Overall, it’s a solid improvement over 2005. The guys at Microsoft have made some good changes that actually improved the development experience rather than just adding a bunch of fluff. Unlike 2005, you’re not required to upgrade to the newest framework to use it, so you don’t have to upgrade to .NET 3.5 just yet. The IDE is generally a bit faster than 2005 and several of the features that were a headache for my team in 2005 have been made useful. The 2 most notable improvements were support for nested master pages in design view and a huge performance improvement in the table adapter editing interface.
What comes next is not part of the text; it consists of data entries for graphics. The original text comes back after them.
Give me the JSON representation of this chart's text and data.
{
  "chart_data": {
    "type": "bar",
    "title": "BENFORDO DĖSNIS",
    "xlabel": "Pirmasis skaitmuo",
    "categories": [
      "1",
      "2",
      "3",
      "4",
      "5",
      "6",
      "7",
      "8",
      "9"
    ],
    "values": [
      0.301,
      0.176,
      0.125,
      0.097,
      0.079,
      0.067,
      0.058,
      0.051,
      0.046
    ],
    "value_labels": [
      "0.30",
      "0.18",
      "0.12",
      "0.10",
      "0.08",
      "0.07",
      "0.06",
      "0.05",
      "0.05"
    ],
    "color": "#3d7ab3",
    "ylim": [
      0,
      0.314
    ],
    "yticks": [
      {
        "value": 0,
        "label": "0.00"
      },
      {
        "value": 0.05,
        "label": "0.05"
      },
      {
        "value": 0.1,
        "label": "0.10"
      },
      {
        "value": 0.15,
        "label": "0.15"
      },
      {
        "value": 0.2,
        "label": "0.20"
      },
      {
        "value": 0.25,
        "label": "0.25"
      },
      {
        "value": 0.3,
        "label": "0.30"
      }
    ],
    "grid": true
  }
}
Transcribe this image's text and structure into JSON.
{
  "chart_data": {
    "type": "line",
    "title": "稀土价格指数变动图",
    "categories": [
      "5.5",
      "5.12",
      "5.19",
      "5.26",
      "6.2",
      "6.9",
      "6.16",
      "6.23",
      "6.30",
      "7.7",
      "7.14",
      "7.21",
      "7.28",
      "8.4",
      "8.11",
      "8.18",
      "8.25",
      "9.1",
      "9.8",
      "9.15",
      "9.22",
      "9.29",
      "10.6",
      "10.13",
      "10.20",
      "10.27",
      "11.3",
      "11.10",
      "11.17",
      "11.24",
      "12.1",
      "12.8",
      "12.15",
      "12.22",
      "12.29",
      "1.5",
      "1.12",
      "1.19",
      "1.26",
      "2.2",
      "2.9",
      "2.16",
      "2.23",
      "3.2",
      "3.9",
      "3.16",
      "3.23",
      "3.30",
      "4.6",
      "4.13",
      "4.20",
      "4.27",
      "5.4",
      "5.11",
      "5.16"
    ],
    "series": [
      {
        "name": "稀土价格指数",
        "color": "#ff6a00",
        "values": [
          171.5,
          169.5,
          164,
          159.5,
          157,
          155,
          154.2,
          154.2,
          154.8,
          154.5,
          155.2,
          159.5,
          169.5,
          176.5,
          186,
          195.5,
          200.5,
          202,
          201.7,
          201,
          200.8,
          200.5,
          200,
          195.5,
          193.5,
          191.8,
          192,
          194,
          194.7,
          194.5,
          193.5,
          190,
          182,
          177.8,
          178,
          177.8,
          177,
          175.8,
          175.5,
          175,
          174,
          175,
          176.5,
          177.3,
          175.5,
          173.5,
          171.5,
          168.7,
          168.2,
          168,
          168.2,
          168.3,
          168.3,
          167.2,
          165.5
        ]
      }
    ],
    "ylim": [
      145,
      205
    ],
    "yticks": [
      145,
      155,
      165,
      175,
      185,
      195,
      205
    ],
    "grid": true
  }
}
One of the first things I noticed about the interface is the influence from Expression Web. There is a new split view for the designer and several new CSS helper tools. The split view has been in other products, like Dreamweaver, for ages and I have generally not found it very useful and initially, I felt the same way about the split view in Visual Studio. It really doesn’t help much when laying out your pages, but when writing code-behinds, it provides a much quick method for reviewing the layout and server control properties. The CSS tools, much like Expression, seem like they may be useful to those inexperienced with CSS, but for me they were more of a hindrance than help.